Négociations secrètes au temps de l’apartheid

— Pierre Barbancey —

plot_for_peaceUn film troublant sur le rôle de Monsieur Jacques, que l’on retrouve au cœur de toutes les discussions entre l’Afrique du Sud blanche et les pays qui la combattaient.

Plot for Peace, documentaire de Mandy Jacobson et Carlos Agullo. Afrique du Sud. 1 h 24. L’homme, assez enveloppé, tire sur son cigare comme un Jacques Vergès. La bouille rondouillarde comme ses lunettes, il manie des cartes à jouer. Une patiente réussite au symbolisme un peu appuyé, il est vrai. Et comme le célèbre avocat, sa vie recèle des parts d’ombre. La différence est que cet homme, un temps surnommé Monsieur Jacques, qui s’appelle en réalité Jean-Yves Ollivier, a décidé ou en tout cas accepté de dévoiler ses activités dans les années 1980 qui l’ont conduit dans de nombreux pays du continent africain, notamment l’Afrique du Sud.

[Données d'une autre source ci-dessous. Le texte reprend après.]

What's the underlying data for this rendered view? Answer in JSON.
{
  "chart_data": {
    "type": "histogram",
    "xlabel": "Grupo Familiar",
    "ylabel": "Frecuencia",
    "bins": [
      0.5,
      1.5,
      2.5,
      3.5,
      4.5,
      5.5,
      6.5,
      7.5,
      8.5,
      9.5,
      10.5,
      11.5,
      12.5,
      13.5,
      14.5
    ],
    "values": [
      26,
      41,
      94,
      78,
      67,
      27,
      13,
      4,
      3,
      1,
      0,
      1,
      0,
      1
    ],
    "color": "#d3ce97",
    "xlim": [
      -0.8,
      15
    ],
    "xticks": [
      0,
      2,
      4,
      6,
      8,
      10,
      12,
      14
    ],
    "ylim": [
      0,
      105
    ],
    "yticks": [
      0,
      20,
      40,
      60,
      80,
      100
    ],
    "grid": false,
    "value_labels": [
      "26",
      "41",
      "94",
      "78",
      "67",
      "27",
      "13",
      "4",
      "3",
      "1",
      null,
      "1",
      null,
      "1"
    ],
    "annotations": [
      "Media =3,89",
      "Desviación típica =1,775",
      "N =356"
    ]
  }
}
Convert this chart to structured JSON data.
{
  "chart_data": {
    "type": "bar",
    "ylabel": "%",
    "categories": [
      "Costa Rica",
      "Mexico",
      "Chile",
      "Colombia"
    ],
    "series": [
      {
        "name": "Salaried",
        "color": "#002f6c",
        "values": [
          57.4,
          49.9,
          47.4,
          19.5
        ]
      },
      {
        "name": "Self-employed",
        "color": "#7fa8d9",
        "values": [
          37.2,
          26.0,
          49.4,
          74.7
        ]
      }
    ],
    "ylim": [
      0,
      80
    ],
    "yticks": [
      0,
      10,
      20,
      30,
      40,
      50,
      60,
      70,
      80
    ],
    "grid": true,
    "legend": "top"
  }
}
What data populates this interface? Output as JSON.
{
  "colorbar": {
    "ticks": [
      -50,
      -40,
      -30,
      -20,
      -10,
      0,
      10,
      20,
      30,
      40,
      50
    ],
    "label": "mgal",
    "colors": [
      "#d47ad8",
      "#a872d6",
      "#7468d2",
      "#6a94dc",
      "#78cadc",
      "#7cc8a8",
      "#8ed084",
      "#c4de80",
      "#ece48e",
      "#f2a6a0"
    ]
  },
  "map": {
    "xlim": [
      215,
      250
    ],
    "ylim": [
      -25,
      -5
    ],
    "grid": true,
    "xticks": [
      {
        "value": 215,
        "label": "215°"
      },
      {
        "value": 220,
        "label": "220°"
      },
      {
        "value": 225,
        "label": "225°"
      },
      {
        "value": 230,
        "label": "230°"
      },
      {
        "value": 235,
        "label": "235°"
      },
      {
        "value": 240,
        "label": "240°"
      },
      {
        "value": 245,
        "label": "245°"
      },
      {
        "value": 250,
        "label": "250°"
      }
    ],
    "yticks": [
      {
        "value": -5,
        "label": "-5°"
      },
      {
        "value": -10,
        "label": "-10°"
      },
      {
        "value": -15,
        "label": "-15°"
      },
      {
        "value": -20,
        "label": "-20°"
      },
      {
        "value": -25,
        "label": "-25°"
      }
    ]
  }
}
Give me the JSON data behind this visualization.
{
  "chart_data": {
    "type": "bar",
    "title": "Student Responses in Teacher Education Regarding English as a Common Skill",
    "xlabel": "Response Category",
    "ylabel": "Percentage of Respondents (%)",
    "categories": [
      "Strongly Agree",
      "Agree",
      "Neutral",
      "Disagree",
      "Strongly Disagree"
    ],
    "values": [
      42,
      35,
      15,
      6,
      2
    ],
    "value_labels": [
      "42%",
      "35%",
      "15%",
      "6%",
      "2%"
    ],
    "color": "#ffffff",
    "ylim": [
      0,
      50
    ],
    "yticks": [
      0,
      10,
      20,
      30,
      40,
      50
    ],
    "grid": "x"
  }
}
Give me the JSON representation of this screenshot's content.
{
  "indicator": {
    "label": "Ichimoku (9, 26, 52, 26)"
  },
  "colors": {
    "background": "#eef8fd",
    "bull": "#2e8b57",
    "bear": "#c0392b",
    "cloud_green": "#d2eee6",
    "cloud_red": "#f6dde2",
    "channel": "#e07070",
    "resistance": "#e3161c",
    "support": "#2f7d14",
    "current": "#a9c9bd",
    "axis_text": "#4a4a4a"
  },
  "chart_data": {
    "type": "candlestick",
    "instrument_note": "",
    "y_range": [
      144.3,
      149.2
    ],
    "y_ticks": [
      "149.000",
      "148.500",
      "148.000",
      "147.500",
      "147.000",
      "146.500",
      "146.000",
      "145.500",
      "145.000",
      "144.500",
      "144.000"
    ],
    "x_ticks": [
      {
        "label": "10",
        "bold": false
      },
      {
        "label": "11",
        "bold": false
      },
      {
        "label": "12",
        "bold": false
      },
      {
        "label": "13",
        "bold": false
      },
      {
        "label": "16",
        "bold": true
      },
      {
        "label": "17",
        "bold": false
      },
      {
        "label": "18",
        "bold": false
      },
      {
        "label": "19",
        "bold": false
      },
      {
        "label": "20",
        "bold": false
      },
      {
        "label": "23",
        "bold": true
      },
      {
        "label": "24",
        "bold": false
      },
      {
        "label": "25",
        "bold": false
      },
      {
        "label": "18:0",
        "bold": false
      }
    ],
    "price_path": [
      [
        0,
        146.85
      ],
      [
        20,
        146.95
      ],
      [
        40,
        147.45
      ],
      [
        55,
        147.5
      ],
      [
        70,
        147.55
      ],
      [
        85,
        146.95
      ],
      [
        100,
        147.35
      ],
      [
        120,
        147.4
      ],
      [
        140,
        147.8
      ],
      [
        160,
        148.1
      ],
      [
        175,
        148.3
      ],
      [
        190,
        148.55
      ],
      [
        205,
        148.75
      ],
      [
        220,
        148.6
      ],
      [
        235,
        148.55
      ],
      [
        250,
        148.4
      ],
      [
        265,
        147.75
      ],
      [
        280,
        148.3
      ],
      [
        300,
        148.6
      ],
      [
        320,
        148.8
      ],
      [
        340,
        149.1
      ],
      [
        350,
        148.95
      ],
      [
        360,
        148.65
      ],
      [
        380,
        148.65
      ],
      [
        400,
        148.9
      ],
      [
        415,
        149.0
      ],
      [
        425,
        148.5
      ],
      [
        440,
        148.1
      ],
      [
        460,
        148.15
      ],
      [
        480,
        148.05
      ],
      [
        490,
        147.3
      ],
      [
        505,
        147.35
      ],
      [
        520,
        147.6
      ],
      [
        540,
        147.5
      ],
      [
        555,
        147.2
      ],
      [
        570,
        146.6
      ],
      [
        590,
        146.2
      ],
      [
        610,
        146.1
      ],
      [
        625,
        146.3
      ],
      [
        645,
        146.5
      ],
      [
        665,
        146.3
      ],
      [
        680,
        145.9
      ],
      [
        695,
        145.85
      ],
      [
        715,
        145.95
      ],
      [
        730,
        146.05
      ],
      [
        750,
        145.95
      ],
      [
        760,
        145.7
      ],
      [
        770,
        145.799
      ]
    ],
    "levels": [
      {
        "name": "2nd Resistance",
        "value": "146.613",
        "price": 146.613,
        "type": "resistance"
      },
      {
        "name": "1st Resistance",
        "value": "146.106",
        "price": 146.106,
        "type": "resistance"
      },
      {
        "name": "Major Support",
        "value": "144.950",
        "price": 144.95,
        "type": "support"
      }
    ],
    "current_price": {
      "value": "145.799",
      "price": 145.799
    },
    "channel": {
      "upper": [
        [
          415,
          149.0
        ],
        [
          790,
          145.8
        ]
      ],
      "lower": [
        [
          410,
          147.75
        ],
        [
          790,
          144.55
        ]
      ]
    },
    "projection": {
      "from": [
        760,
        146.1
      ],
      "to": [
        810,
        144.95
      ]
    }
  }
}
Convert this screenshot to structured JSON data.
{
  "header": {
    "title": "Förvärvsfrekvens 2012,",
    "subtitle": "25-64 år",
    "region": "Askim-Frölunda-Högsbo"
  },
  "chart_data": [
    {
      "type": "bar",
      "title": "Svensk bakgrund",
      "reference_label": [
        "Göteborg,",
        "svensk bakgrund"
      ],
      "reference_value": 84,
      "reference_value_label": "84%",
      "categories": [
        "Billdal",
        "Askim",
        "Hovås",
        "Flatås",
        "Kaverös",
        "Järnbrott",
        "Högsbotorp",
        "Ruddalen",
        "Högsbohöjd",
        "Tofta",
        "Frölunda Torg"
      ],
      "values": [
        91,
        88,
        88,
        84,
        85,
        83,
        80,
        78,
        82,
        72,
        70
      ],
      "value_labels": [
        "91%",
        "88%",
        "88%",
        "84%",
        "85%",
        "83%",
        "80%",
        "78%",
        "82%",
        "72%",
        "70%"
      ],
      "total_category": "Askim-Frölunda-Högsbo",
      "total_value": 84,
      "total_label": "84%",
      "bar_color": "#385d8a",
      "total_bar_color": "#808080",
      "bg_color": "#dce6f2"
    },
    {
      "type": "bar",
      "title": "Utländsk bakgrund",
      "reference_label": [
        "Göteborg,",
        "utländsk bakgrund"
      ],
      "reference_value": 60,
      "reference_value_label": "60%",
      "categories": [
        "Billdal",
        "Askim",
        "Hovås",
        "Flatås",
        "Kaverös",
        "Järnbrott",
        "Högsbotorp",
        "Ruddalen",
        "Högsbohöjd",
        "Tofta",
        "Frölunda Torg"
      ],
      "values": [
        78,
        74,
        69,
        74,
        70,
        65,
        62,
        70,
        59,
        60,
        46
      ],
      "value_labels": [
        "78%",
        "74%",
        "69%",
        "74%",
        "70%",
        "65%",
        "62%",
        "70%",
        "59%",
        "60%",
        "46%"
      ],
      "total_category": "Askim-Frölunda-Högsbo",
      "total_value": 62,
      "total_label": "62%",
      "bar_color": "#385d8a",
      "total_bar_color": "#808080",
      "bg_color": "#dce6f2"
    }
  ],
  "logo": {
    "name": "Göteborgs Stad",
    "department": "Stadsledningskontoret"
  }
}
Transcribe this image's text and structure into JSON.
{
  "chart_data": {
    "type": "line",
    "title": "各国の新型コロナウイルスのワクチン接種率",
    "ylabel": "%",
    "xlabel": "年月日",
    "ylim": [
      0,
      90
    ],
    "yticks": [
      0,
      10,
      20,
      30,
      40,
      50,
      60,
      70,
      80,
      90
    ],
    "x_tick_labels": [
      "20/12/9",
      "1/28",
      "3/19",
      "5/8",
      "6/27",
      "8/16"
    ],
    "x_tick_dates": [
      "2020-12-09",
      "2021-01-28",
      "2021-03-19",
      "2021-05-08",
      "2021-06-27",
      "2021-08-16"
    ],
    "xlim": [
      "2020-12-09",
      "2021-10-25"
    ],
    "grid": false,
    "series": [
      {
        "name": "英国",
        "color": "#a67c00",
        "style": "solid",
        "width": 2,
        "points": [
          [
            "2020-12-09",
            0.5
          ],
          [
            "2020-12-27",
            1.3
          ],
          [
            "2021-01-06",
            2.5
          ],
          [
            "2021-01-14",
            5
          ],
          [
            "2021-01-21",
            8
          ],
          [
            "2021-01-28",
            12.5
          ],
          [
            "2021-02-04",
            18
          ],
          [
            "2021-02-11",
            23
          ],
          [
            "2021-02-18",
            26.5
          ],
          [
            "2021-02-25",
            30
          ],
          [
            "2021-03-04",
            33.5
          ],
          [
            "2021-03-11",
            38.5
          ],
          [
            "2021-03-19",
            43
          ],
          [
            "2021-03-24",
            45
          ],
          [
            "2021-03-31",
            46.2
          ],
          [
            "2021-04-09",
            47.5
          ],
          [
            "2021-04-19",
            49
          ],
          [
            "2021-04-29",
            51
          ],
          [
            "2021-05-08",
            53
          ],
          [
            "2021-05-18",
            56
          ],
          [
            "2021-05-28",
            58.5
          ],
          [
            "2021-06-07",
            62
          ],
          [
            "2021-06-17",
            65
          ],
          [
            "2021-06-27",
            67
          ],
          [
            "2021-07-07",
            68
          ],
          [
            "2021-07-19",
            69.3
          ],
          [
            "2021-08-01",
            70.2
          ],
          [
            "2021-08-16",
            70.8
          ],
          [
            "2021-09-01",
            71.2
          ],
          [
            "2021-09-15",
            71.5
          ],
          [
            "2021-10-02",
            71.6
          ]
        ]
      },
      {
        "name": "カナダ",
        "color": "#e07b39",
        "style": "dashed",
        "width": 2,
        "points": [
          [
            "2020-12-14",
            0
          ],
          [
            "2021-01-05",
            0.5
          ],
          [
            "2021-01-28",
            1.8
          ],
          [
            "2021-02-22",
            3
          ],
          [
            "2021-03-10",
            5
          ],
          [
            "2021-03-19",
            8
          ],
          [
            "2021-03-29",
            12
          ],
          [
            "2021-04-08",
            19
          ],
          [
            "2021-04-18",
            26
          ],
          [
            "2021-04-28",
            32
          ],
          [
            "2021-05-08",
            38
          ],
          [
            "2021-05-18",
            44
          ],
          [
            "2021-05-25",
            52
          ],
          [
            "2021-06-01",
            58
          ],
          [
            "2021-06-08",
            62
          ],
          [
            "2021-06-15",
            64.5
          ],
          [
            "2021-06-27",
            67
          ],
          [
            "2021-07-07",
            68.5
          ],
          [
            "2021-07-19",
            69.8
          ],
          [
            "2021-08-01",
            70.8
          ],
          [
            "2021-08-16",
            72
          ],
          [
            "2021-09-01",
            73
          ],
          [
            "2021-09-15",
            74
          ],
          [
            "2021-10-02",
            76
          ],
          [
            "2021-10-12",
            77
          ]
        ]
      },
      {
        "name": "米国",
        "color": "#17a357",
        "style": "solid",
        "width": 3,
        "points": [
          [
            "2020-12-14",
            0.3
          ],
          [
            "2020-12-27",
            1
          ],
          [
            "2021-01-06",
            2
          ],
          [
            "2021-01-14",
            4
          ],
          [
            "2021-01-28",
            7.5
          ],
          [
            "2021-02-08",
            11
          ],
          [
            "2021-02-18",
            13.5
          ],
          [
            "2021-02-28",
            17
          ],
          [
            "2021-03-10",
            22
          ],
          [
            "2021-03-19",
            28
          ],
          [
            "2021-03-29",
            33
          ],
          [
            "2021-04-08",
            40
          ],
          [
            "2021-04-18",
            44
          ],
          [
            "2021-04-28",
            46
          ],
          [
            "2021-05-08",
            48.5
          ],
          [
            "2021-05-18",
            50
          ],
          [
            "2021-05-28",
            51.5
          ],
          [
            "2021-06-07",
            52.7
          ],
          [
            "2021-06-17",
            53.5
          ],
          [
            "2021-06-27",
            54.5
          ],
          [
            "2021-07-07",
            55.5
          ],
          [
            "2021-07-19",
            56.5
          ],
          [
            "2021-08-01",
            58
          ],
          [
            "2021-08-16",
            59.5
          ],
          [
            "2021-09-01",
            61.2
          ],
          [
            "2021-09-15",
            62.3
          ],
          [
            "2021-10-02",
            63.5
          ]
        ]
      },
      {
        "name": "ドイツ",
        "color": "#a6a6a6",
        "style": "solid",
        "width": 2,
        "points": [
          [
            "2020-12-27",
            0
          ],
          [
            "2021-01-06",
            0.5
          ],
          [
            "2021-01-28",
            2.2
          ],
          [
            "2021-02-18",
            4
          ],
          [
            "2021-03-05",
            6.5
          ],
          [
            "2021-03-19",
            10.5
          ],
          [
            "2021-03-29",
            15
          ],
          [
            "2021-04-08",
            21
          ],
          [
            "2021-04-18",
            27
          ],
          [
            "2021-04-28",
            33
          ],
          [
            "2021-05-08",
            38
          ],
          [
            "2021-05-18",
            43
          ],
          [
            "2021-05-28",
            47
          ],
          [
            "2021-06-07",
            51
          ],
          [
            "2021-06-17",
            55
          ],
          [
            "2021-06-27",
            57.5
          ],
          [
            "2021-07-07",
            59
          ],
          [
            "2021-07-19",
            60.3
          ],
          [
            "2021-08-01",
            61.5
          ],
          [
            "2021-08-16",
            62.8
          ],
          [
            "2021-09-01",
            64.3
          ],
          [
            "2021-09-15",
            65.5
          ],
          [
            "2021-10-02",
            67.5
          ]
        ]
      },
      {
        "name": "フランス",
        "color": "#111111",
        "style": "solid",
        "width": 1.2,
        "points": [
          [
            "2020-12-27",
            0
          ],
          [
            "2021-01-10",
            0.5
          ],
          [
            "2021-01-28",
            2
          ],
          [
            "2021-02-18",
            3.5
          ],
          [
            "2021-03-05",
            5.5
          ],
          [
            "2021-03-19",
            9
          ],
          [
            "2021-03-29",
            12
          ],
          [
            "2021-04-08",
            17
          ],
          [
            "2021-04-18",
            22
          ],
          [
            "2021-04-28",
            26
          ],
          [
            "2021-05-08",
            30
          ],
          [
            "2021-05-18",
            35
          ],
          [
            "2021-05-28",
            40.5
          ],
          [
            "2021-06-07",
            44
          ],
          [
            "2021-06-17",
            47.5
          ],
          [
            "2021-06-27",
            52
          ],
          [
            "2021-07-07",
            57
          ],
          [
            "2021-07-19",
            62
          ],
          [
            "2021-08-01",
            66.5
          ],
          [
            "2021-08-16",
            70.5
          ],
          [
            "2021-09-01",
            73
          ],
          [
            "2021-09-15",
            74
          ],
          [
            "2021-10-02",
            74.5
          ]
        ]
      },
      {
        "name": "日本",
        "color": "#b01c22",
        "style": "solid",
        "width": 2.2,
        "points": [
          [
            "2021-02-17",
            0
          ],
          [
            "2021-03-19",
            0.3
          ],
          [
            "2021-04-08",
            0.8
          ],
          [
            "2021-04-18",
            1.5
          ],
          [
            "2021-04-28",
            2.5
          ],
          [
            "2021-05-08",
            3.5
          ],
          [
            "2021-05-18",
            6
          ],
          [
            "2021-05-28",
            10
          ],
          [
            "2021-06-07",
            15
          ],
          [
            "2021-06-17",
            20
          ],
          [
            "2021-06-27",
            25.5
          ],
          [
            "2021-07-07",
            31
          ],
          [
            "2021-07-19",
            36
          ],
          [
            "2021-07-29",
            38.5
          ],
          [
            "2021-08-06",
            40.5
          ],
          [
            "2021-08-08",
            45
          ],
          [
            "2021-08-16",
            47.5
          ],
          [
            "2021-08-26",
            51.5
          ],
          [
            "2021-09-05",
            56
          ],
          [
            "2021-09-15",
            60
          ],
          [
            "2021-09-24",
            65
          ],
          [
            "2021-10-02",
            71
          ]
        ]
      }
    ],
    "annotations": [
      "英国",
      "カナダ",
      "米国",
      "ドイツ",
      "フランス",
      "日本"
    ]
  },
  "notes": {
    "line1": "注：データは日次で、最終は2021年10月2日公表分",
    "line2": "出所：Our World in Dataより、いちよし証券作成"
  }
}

Plot for Peace, littéralement Complot pour la paix – on appréciera l’oxymore –, est un documentaire donc sur le parcours de Monsieur Jacques. Réalisé par Mandy Jacobson et Carlos Agullo, le film a bénéficié du concours de Stephen Smith, longtemps journaliste en charge de l’Afrique pour deux quotidiens français. Cette Afrique des années 1980 est le théâtre d’affrontements qui mêlent encore combats de libération nationale, luttes pour faire vivre les indépendances et puis, bien sûr, des affrontements dus à la guerre froide. Dans le Cône Sud de l’Afrique, où la lutte contre l’apartheid, engagée par l’ANC, prend en ces années une nouvelle tournure, les townships s’embrasent.

Et Monsieur Jacques dans tout ça ? Cet homme d’affaires, qui explique avoir œuvré pour l’Algérie française dans sa jeunesse, comprend que « ce système ne pouvait pas survivre ». Son objectif devient alors non pas « d’aider à sa destruction » mais que « cette mort de l’apartheid n’entraîne pas la mort de la communauté blanche ». Nous allons le suivre, images d’archives et interviews de différents protagonistes à l’appui, dans des négociations improbables et pourtant réelles. « Pik » Botha, ancien ministre des Affaires étrangères, parle beaucoup tout comme Denis Sassou-Nguesso, toujours président du Congo-Brazzaville. On aperçoit Fidel Castro, on entend Chester Crocker, en charge de l’Afrique auprès de Reagan qui avoue : « La vraie raison (de ces négociations – NDLR) est que l’Afrique australe est le golfe Persique des minéraux non combustibles. » Tout est dit. Car, dès le début des années 1980, dans un pragmatisme bien connu, les États-Unis ont compris qu’il faudrait composer avec des pays non acquis à leur cause.